Last year, Basu recovered nearly Rs 6.3 lakh and in March alone this year, he added Rs 1.05 lakh to the Railways’ coffers. Basu checks tickets, and also books vendors and others with excess luggage, at the exit gates of the Sealdah railway station, where millions disembark from suburban and long-distance trains daily. He’s also assigned to check tickets on board trains. His colleagues say Basu has an uncanny eye for detecting ticketless travellers from a distance. He barely gets a target wrong: very few he accosts have ever produced a valid ticket. “It has come from practice. After all, practice makes a man perfect,” says a modest Basu.

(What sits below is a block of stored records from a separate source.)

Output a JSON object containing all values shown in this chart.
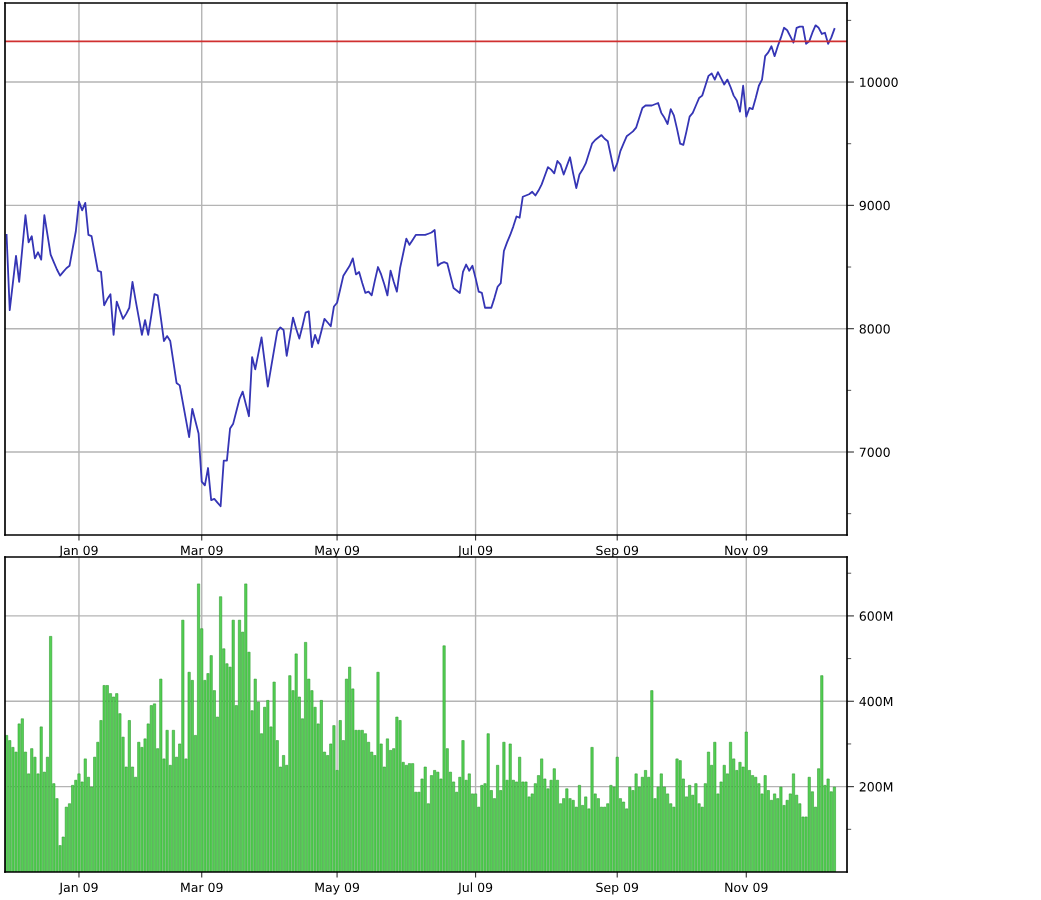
{
  "chart_data": [
    {
      "type": "line",
      "ylim": [
        6327,
        10641
      ],
      "categories": [
        null,
        null,
        null,
        null,
        null,
        null,
        null,
        null,
        null,
        null,
        null,
        null,
        null,
        null,
        null,
        null,
        null,
        null,
        null,
        null,
        null,
        null,
        null,
        "Jan 09",
        null,
        null,
        null,
        null,
        null,
        null,
        null,
        null,
        null,
        null,
        null,
        null,
        null,
        null,
        null,
        null,
        null,
        null,
        null,
        null,
        null,
        null,
        null,
        null,
        null,
        null,
        null,
        null,
        null,
        null,
        null,
        null,
        null,
        null,
        null,
        null,
        null,
        null,
        "Mar 09",
        null,
        null,
        null,
        null,
        null,
        null,
        null,
        null,
        null,
        null,
        null,
        null,
        null,
        null,
        null,
        null,
        null,
        null,
        null,
        null,
        null,
        null,
        null,
        null,
        null,
        null,
        null,
        null,
        null,
        null,
        null,
        null,
        null,
        null,
        null,
        null,
        null,
        null,
        null,
        null,
        null,
        null,
        "May 09",
        null,
        null,
        null,
        null,
        null,
        null,
        null,
        null,
        null,
        null,
        null,
        null,
        null,
        null,
        null,
        null,
        null,
        null,
        null,
        null,
        null,
        null,
        null,
        null,
        null,
        null,
        null,
        null,
        null,
        null,
        null,
        null,
        null,
        null,
        null,
        null,
        null,
        null,
        null,
        null,
        null,
        null,
        null,
        "Jul 09",
        null,
        null,
        null,
        null,
        null,
        null,
        null,
        null,
        null,
        null,
        null,
        null,
        null,
        null,
        null,
        null,
        null,
        null,
        null,
        null,
        null,
        null,
        null,
        null,
        null,
        null,
        null,
        null,
        null,
        null,
        null,
        null,
        null,
        null,
        null,
        null,
        null,
        null,
        null,
        null,
        null,
        null,
        null,
        null,
        "Sep 09",
        null,
        null,
        null,
        null,
        null,
        null,
        null,
        null,
        null,
        null,
        null,
        null,
        null,
        null,
        null,
        null,
        null,
        null,
        null,
        null,
        null,
        null,
        null,
        null,
        null,
        null,
        null,
        null,
        null,
        null,
        null,
        null,
        null,
        null,
        null,
        null,
        null,
        null,
        null,
        null,
        "Nov 09",
        null,
        null,
        null,
        null,
        null,
        null,
        null,
        null,
        null,
        null,
        null,
        null,
        null,
        null,
        null,
        null,
        null,
        null,
        null,
        null,
        null,
        null,
        null,
        null,
        null,
        null,
        null,
        null
      ],
      "yticks": [
        {
          "value": 6500,
          "label": null
        },
        7000,
        {
          "value": 7500,
          "label": null
        },
        8000,
        {
          "value": 8500,
          "label": null
        },
        9000,
        {
          "value": 9500,
          "label": null
        },
        10000,
        {
          "value": 10500,
          "label": null
        }
      ],
      "grid": true,
      "ref_lines": [
        {
          "axis": "y",
          "value": 10330,
          "color": "#d03030"
        }
      ],
      "series": [
        {
          "color": "#3535b5",
          "values": [
            8760,
            8150,
            8370,
            8590,
            8380,
            8650,
            8920,
            8700,
            8750,
            8570,
            8620,
            8560,
            8920,
            8760,
            8600,
            8540,
            8480,
            8430,
            8460,
            8490,
            8510,
            8650,
            8790,
            9030,
            8960,
            9020,
            8760,
            8750,
            8610,
            8470,
            8460,
            8190,
            8240,
            8280,
            7950,
            8220,
            8150,
            8080,
            8120,
            8170,
            8380,
            8230,
            8090,
            7950,
            8070,
            7950,
            8110,
            8280,
            8270,
            8090,
            7900,
            7940,
            7900,
            7730,
            7560,
            7540,
            7400,
            7260,
            7120,
            7350,
            7250,
            7150,
            6760,
            6730,
            6870,
            6610,
            6620,
            6590,
            6560,
            6930,
            6930,
            7190,
            7230,
            7330,
            7430,
            7490,
            7390,
            7290,
            7770,
            7670,
            7800,
            7930,
            7730,
            7530,
            7680,
            7830,
            7980,
            8010,
            7990,
            7780,
            7930,
            8090,
            8000,
            7920,
            8020,
            8130,
            8140,
            7850,
            7950,
            7880,
            7980,
            8080,
            8050,
            8020,
            8180,
            8210,
            8320,
            8430,
            8470,
            8510,
            8570,
            8440,
            8460,
            8370,
            8290,
            8300,
            8270,
            8390,
            8500,
            8440,
            8360,
            8270,
            8470,
            8380,
            8300,
            8490,
            8610,
            8730,
            8680,
            8720,
            8760,
            8760,
            8760,
            8760,
            8770,
            8780,
            8800,
            8510,
            8530,
            8540,
            8530,
            8430,
            8330,
            8310,
            8290,
            8460,
            8520,
            8470,
            8510,
            8410,
            8300,
            8290,
            8170,
            8170,
            8170,
            8250,
            8340,
            8370,
            8630,
            8700,
            8760,
            8830,
            8910,
            8900,
            9070,
            9080,
            9090,
            9110,
            9080,
            9120,
            9170,
            9240,
            9310,
            9290,
            9260,
            9360,
            9330,
            9250,
            9320,
            9390,
            9260,
            9140,
            9250,
            9290,
            9340,
            9420,
            9500,
            9530,
            9550,
            9570,
            9540,
            9520,
            9400,
            9280,
            9340,
            9440,
            9500,
            9560,
            9580,
            9600,
            9630,
            9710,
            9790,
            9810,
            9810,
            9810,
            9820,
            9830,
            9750,
            9710,
            9660,
            9780,
            9730,
            9620,
            9500,
            9490,
            9600,
            9720,
            9750,
            9810,
            9870,
            9890,
            9970,
            10050,
            10070,
            10020,
            10080,
            10030,
            9980,
            10020,
            9960,
            9890,
            9850,
            9760,
            9970,
            9720,
            9790,
            9780,
            9870,
            9970,
            10020,
            10210,
            10240,
            10290,
            10210,
            10290,
            10360,
            10440,
            10420,
            10370,
            10320,
            10440,
            10450,
            10450,
            10310,
            10330,
            10400,
            10460,
            10440,
            10390,
            10400,
            10310,
            10360,
            10430
          ]
        }
      ]
    },
    {
      "type": "bar",
      "ylim": [
        0,
        738
      ],
      "categories": [
        null,
        null,
        null,
        null,
        null,
        null,
        null,
        null,
        null,
        null,
        null,
        null,
        null,
        null,
        null,
        null,
        null,
        null,
        null,
        null,
        null,
        null,
        null,
        "Jan 09",
        null,
        null,
        null,
        null,
        null,
        null,
        null,
        null,
        null,
        null,
        null,
        null,
        null,
        null,
        null,
        null,
        null,
        null,
        null,
        null,
        null,
        null,
        null,
        null,
        null,
        null,
        null,
        null,
        null,
        null,
        null,
        null,
        null,
        null,
        null,
        null,
        null,
        null,
        "Mar 09",
        null,
        null,
        null,
        null,
        null,
        null,
        null,
        null,
        null,
        null,
        null,
        null,
        null,
        null,
        null,
        null,
        null,
        null,
        null,
        null,
        null,
        null,
        null,
        null,
        null,
        null,
        null,
        null,
        null,
        null,
        null,
        null,
        null,
        null,
        null,
        null,
        null,
        null,
        null,
        null,
        null,
        null,
        "May 09",
        null,
        null,
        null,
        null,
        null,
        null,
        null,
        null,
        null,
        null,
        null,
        null,
        null,
        null,
        null,
        null,
        null,
        null,
        null,
        null,
        null,
        null,
        null,
        null,
        null,
        null,
        null,
        null,
        null,
        null,
        null,
        null,
        null,
        null,
        null,
        null,
        null,
        null,
        null,
        null,
        null,
        null,
        null,
        "Jul 09",
        null,
        null,
        null,
        null,
        null,
        null,
        null,
        null,
        null,
        null,
        null,
        null,
        null,
        null,
        null,
        null,
        null,
        null,
        null,
        null,
        null,
        null,
        null,
        null,
        null,
        null,
        null,
        null,
        null,
        null,
        null,
        null,
        null,
        null,
        null,
        null,
        null,
        null,
        null,
        null,
        null,
        null,
        null,
        null,
        "Sep 09",
        null,
        null,
        null,
        null,
        null,
        null,
        null,
        null,
        null,
        null,
        null,
        null,
        null,
        null,
        null,
        null,
        null,
        null,
        null,
        null,
        null,
        null,
        null,
        null,
        null,
        null,
        null,
        null,
        null,
        null,
        null,
        null,
        null,
        null,
        null,
        null,
        null,
        null,
        null,
        null,
        "Nov 09",
        null,
        null,
        null,
        null,
        null,
        null,
        null,
        null,
        null,
        null,
        null,
        null,
        null,
        null,
        null,
        null,
        null,
        null,
        null,
        null,
        null,
        null,
        null,
        null,
        null,
        null,
        null,
        null
      ],
      "yticks": [
        {
          "value": 100,
          "label": null
        },
        {
          "value": 200,
          "label": "200M"
        },
        {
          "value": 300,
          "label": null
        },
        {
          "value": 400,
          "label": "400M"
        },
        {
          "value": 500,
          "label": null
        },
        {
          "value": 600,
          "label": "600M"
        },
        {
          "value": 700,
          "label": null
        }
      ],
      "grid": true,
      "series": [
        {
          "color": "#55d055",
          "values": [
            320,
            308,
            292,
            281,
            347,
            359,
            281,
            230,
            289,
            269,
            230,
            340,
            234,
            269,
            552,
            207,
            172,
            62,
            82,
            152,
            160,
            203,
            215,
            230,
            211,
            265,
            222,
            199,
            269,
            304,
            355,
            437,
            437,
            418,
            410,
            418,
            371,
            316,
            246,
            355,
            246,
            222,
            304,
            292,
            312,
            347,
            390,
            394,
            289,
            452,
            265,
            332,
            250,
            332,
            269,
            300,
            590,
            265,
            468,
            449,
            320,
            675,
            570,
            449,
            465,
            507,
            425,
            363,
            645,
            523,
            488,
            480,
            590,
            390,
            590,
            562,
            675,
            515,
            378,
            452,
            398,
            324,
            386,
            402,
            340,
            445,
            308,
            246,
            273,
            250,
            460,
            425,
            511,
            410,
            359,
            538,
            452,
            425,
            386,
            347,
            402,
            281,
            273,
            300,
            343,
            238,
            355,
            308,
            452,
            480,
            429,
            332,
            332,
            332,
            324,
            304,
            281,
            273,
            468,
            300,
            246,
            312,
            285,
            289,
            363,
            355,
            257,
            250,
            254,
            254,
            187,
            187,
            218,
            246,
            160,
            226,
            238,
            234,
            218,
            530,
            289,
            234,
            211,
            187,
            222,
            308,
            215,
            230,
            183,
            183,
            152,
            203,
            207,
            324,
            191,
            172,
            250,
            191,
            304,
            215,
            300,
            215,
            211,
            269,
            211,
            211,
            176,
            183,
            207,
            226,
            265,
            218,
            195,
            215,
            242,
            215,
            160,
            172,
            195,
            172,
            168,
            152,
            203,
            156,
            176,
            148,
            292,
            183,
            172,
            152,
            152,
            160,
            203,
            199,
            269,
            172,
            164,
            148,
            199,
            191,
            230,
            199,
            222,
            238,
            222,
            425,
            172,
            199,
            230,
            199,
            183,
            160,
            152,
            265,
            261,
            218,
            176,
            203,
            180,
            207,
            160,
            152,
            207,
            281,
            250,
            304,
            183,
            211,
            250,
            230,
            304,
            265,
            238,
            257,
            246,
            328,
            238,
            226,
            222,
            207,
            183,
            226,
            191,
            168,
            183,
            172,
            199,
            156,
            168,
            183,
            230,
            180,
            160,
            129,
            129,
            222,
            188,
            152,
            242,
            460,
            203,
            218,
            188,
            199
          ]
        }
      ]
    }
  ]
}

Basu is a boxer, though he does not use this particular skill on any errant passenger. His seniors describe Basu as sharp, polite and extremely patient, traits that have helped defuse many an ugly situation. There have been times when groups of ticketless travellers turned belligerent and took on Basu. “But always, honest passengers with valid tickets came to my aid. On many trains, I’m a well-known face and bona fide passengers actually assist me in dealing with ticketless travellers. People realise I’m honest, and so they help me,” Basu said.
He is also very diligent, spending hours scanning the faces and gaits of passengers. Basu has won innumerable awards, including a cash prize by the Railway Board given to any ticket examiner who deposits more than Rs 30,000 a month as penalty from ticketless travellers and those with excess luggage. “The board gives 5 per cent of any amount over Rs 30,000 to the ticket examiner. This is an automatic award. I’ve got this prize countless times, in fact, nearly every month over the past many years,” he says.
He has also received more than 20 special awards and commendations from Eastern Railway bosses. But he has one regret: “I’m sad I haven’t received the Railway Board award for the best ticket examiner for a financial year till now. I’ll retire in January 2011, and I fear I’ll never get this coveted prize.” But Basu, who is a qualified referee, as well as the manager of the Eastern Railway boxing team, need not lose hope—Eastern Railway officers have reportedly taken up his case with the Railway Board and Minister Mamata Banerjee.